Because of the above limitations of the current nucleic acid sequencing technologies, people working in the fields, such as medical professionals, security personnel, scientists, etc., cannot perform genomic analysis on-site locally. Rather, field workers have to collect and transport samples to specialized laboratories to be analyzed for days, or even weeks, in order to identify the nucleic acids present in the sample. Such lengthy tedious process can hardly meet today's need for genomic analysis, especially during epidemic outbreaks, such as the foot-and-mouth epidemic in United Kingdom, the Severe Acute Respiratory Syndrome (SARS) outbreak in Asia, and the recent H1N1 flu (also commonly known as swine flu) outbreak in Mexico and the United States. Using the current nucleic acid sequencing technologies, it is difficult, if not impossible, for the authorities to formulate a swift and informed decision, which could have an enormous safety and economic impact on the society.
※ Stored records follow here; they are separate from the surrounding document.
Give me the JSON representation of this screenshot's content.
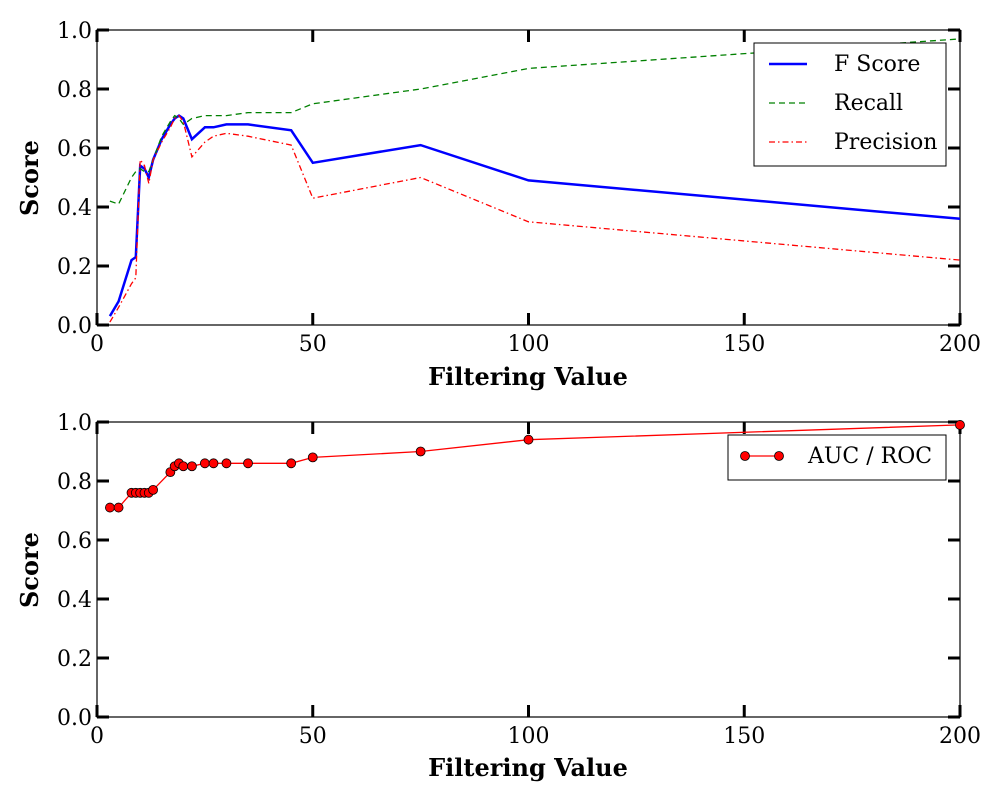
{
  "chart_data": [
    {
      "type": "line",
      "xlabel": "Filtering Value",
      "ylabel": "Score",
      "xlim": [
        0,
        200
      ],
      "ylim": [
        0.0,
        1.0
      ],
      "xticks": [
        "0",
        "50",
        "100",
        "150",
        "200"
      ],
      "yticks": [
        "0.0",
        "0.2",
        "0.4",
        "0.6",
        "0.8",
        "1.0"
      ],
      "grid": false,
      "legend_position": "top-right",
      "series": [
        {
          "name": "F Score",
          "color": "#0000ff",
          "style": "solid",
          "x": [
            3,
            5,
            8,
            9,
            10,
            11,
            12,
            13,
            15,
            17,
            18,
            19,
            20,
            22,
            25,
            27,
            30,
            35,
            45,
            50,
            75,
            100,
            200
          ],
          "y": [
            0.03,
            0.08,
            0.22,
            0.23,
            0.54,
            0.53,
            0.5,
            0.56,
            0.63,
            0.68,
            0.7,
            0.71,
            0.7,
            0.63,
            0.67,
            0.67,
            0.68,
            0.68,
            0.66,
            0.55,
            0.61,
            0.49,
            0.36
          ]
        },
        {
          "name": "Recall",
          "color": "#008000",
          "style": "dashed",
          "x": [
            3,
            5,
            8,
            9,
            10,
            11,
            12,
            13,
            15,
            17,
            18,
            19,
            20,
            22,
            25,
            27,
            30,
            35,
            45,
            50,
            75,
            100,
            200
          ],
          "y": [
            0.42,
            0.41,
            0.5,
            0.52,
            0.53,
            0.52,
            0.52,
            0.56,
            0.64,
            0.69,
            0.71,
            0.7,
            0.68,
            0.7,
            0.71,
            0.71,
            0.71,
            0.72,
            0.72,
            0.75,
            0.8,
            0.87,
            0.97
          ]
        },
        {
          "name": "Precision",
          "color": "#ff0000",
          "style": "dashdot",
          "x": [
            3,
            5,
            8,
            9,
            10,
            11,
            12,
            13,
            15,
            17,
            18,
            19,
            20,
            22,
            25,
            27,
            30,
            35,
            45,
            50,
            75,
            100,
            200
          ],
          "y": [
            0.01,
            0.06,
            0.14,
            0.16,
            0.56,
            0.54,
            0.48,
            0.56,
            0.62,
            0.67,
            0.7,
            0.71,
            0.69,
            0.57,
            0.62,
            0.64,
            0.65,
            0.64,
            0.61,
            0.43,
            0.5,
            0.35,
            0.22
          ]
        }
      ]
    },
    {
      "type": "line",
      "xlabel": "Filtering Value",
      "ylabel": "Score",
      "xlim": [
        0,
        200
      ],
      "ylim": [
        0.0,
        1.0
      ],
      "xticks": [
        "0",
        "50",
        "100",
        "150",
        "200"
      ],
      "yticks": [
        "0.0",
        "0.2",
        "0.4",
        "0.6",
        "0.8",
        "1.0"
      ],
      "grid": false,
      "legend_position": "top-right",
      "series": [
        {
          "name": "AUC / ROC",
          "color": "#ff0000",
          "style": "solid-markers",
          "x": [
            3,
            5,
            8,
            9,
            10,
            11,
            12,
            13,
            17,
            18,
            19,
            20,
            22,
            25,
            27,
            30,
            35,
            45,
            50,
            75,
            100,
            200
          ],
          "y": [
            0.71,
            0.71,
            0.76,
            0.76,
            0.76,
            0.76,
            0.76,
            0.77,
            0.83,
            0.85,
            0.86,
            0.85,
            0.85,
            0.86,
            0.86,
            0.86,
            0.86,
            0.86,
            0.88,
            0.9,
            0.94,
            0.99
          ]
        }
      ]
    }
  ]
}
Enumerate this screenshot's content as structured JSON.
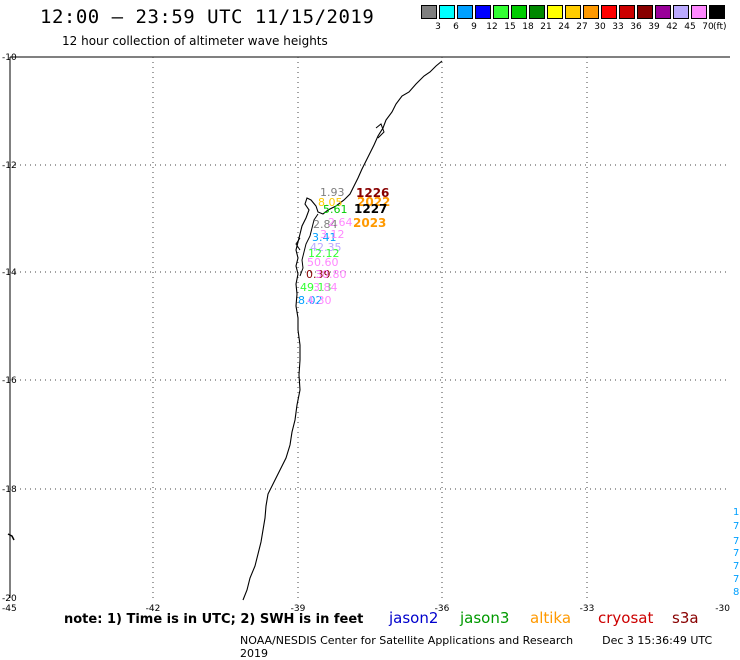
{
  "header": {
    "title": "12:00 — 23:59 UTC 11/15/2019",
    "subtitle": "12 hour collection of altimeter wave heights"
  },
  "legend": {
    "unit": "(ft)",
    "bins": [
      {
        "label": "3",
        "color": "#7f7f7f"
      },
      {
        "label": "6",
        "color": "#00ffff"
      },
      {
        "label": "9",
        "color": "#00a0ff"
      },
      {
        "label": "12",
        "color": "#0000ff"
      },
      {
        "label": "15",
        "color": "#33ff33"
      },
      {
        "label": "18",
        "color": "#00cc00"
      },
      {
        "label": "21",
        "color": "#008800"
      },
      {
        "label": "24",
        "color": "#ffff00"
      },
      {
        "label": "27",
        "color": "#ffcc00"
      },
      {
        "label": "30",
        "color": "#ff9900"
      },
      {
        "label": "33",
        "color": "#ff0000"
      },
      {
        "label": "36",
        "color": "#cc0000"
      },
      {
        "label": "39",
        "color": "#880000"
      },
      {
        "label": "42",
        "color": "#990099"
      },
      {
        "label": "45",
        "color": "#bbaaff"
      },
      {
        "label": "70",
        "color": "#ff88ff"
      },
      {
        "label": "",
        "color": "#000000"
      }
    ]
  },
  "axes": {
    "lat_labels": [
      "-10",
      "-12",
      "-14",
      "-16",
      "-18",
      "-20"
    ],
    "lon_labels": [
      "-45",
      "-42",
      "-39",
      "-36",
      "-33",
      "-30"
    ]
  },
  "observations": [
    {
      "text": "1.93",
      "color": "#7f7f7f"
    },
    {
      "text": "8.05",
      "color": "#ffcc00"
    },
    {
      "text": "5.61",
      "color": "#00cc00"
    },
    {
      "text": "2.84",
      "color": "#7f7f7f"
    },
    {
      "text": "2.64",
      "color": "#ff88ff"
    },
    {
      "text": "3.41",
      "color": "#00a0ff"
    },
    {
      "text": "3.12",
      "color": "#ff88ff"
    },
    {
      "text": "42.35",
      "color": "#bbaaff"
    },
    {
      "text": "12.12",
      "color": "#33ff33"
    },
    {
      "text": "50.60",
      "color": "#ff88ff"
    },
    {
      "text": "0.39",
      "color": "#880000"
    },
    {
      "text": "30.80",
      "color": "#ff88ff"
    },
    {
      "text": "49.13",
      "color": "#33ff33"
    },
    {
      "text": "3.84",
      "color": "#ff88ff"
    },
    {
      "text": "8.02",
      "color": "#00a0ff"
    },
    {
      "text": "4.30",
      "color": "#ff88ff"
    }
  ],
  "pass_times": [
    {
      "text": "1226",
      "color": "#880000"
    },
    {
      "text": "2022",
      "color": "#ff9900"
    },
    {
      "text": "1227",
      "color": "#000000"
    },
    {
      "text": "2023",
      "color": "#ff9900"
    }
  ],
  "edge_values": [
    "1",
    "7",
    "7",
    "7",
    "7",
    "7.",
    "8."
  ],
  "footer": {
    "note": "note:  1) Time is in UTC;  2) SWH is in feet",
    "satellites": [
      {
        "name": "jason2",
        "color": "#0000cc"
      },
      {
        "name": "jason3",
        "color": "#009900"
      },
      {
        "name": "altika",
        "color": "#ff9900"
      },
      {
        "name": "cryosat",
        "color": "#cc0000"
      },
      {
        "name": "s3a",
        "color": "#880000"
      }
    ],
    "credit": "NOAA/NESDIS Center for Satellite Applications and Research",
    "timestamp": "Dec  3 15:36:49 UTC 2019"
  }
}
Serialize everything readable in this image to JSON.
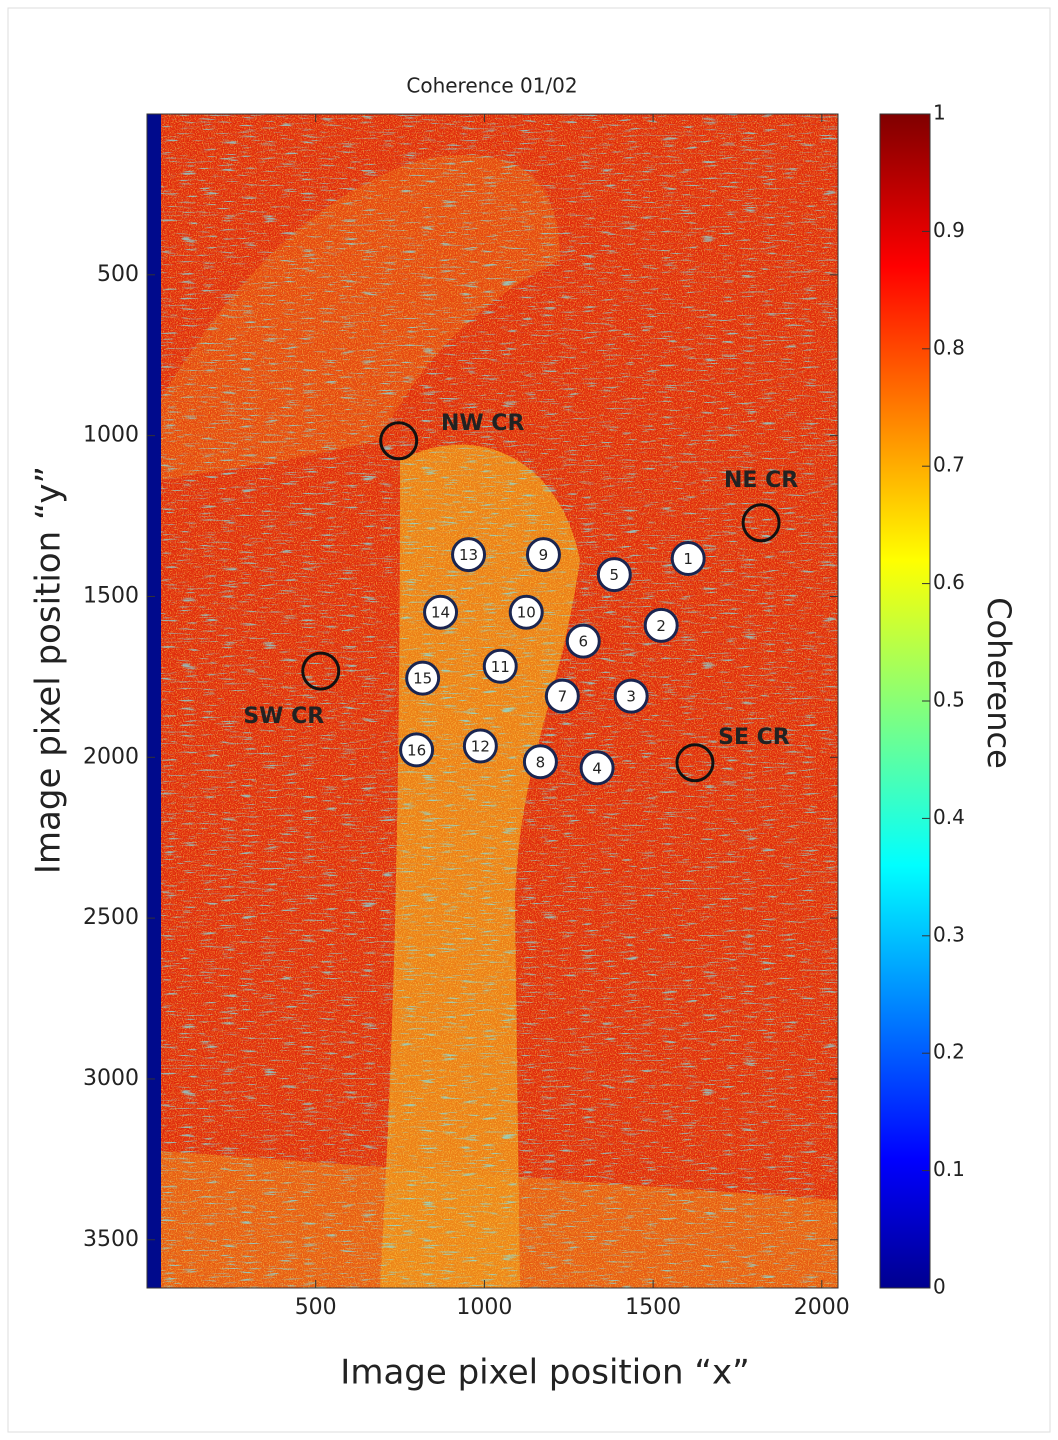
{
  "chart_data": {
    "type": "image",
    "title": "Coherence 01/02",
    "x_label": "Image pixel position “x”",
    "y_label": "Image pixel position “y”",
    "xlim": [
      0,
      2048
    ],
    "ylim": [
      0,
      3650
    ],
    "y_inverted": true,
    "xticks": [
      500,
      1000,
      1500,
      2000
    ],
    "yticks": [
      500,
      1000,
      1500,
      2000,
      2500,
      3000,
      3500
    ],
    "colorbar": {
      "label": "Coherence",
      "lim": [
        0,
        1
      ],
      "ticks": [
        0,
        0.1,
        0.2,
        0.3,
        0.4,
        0.5,
        0.6,
        0.7,
        0.8,
        0.9,
        1
      ]
    },
    "points": [
      {
        "label": "1",
        "x": 1604,
        "y": 1382
      },
      {
        "label": "2",
        "x": 1524,
        "y": 1590
      },
      {
        "label": "3",
        "x": 1435,
        "y": 1810
      },
      {
        "label": "4",
        "x": 1334,
        "y": 2033
      },
      {
        "label": "5",
        "x": 1385,
        "y": 1432
      },
      {
        "label": "6",
        "x": 1293,
        "y": 1639
      },
      {
        "label": "7",
        "x": 1231,
        "y": 1810
      },
      {
        "label": "8",
        "x": 1166,
        "y": 2014
      },
      {
        "label": "9",
        "x": 1175,
        "y": 1370
      },
      {
        "label": "10",
        "x": 1124,
        "y": 1549
      },
      {
        "label": "11",
        "x": 1047,
        "y": 1717
      },
      {
        "label": "12",
        "x": 988,
        "y": 1965
      },
      {
        "label": "13",
        "x": 953,
        "y": 1370
      },
      {
        "label": "14",
        "x": 870,
        "y": 1549
      },
      {
        "label": "15",
        "x": 817,
        "y": 1754
      },
      {
        "label": "16",
        "x": 799,
        "y": 1977
      }
    ],
    "reflectors": [
      {
        "label": "NW CR",
        "x": 746,
        "y": 1016
      },
      {
        "label": "NE CR",
        "x": 1820,
        "y": 1271
      },
      {
        "label": "SW CR",
        "x": 515,
        "y": 1732
      },
      {
        "label": "SE CR",
        "x": 1624,
        "y": 2017
      }
    ]
  }
}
To address the shortfalls of the above nucleic acid sequencing technologies, scientists have developed various nanopore-based sequencing technologies. Recently, Professor Hagan Bayley of Oxford University and his co-workers demonstrated long read with 99.8% accuracy using the α-haemolysin in a bio-nanopore experiment. Based on the established detection speed, an array of 256×256 nanopores is generally sufficient to analyze the human genome in its entirety within about thirty minutes. This would be a watershed triumph if one can successfully realize the bio-nanopore array. However, one drawback for bio-nanopores is the relative short lifetime, typically several hours to days, of the proteins and enzymes used in forming the bio-nanopores.
Solid state nanopore is a more robust alternative to bio-nanopore since there is no bio-reagent involved in the construction of the solid state nanopores. However, conventional lithography technologies employed in semiconductor industry are not capable of defining the 2-nm feature size required by the solid-state nanopore-based sequencing technologies. Thus far, different fabrication techniques, for instance, electron/ion milling, have been used to sequentially carve the nanopores one at a time. But these techniques cannot be scaled to produce the 256×256 array with affordable cost and reasonable production time.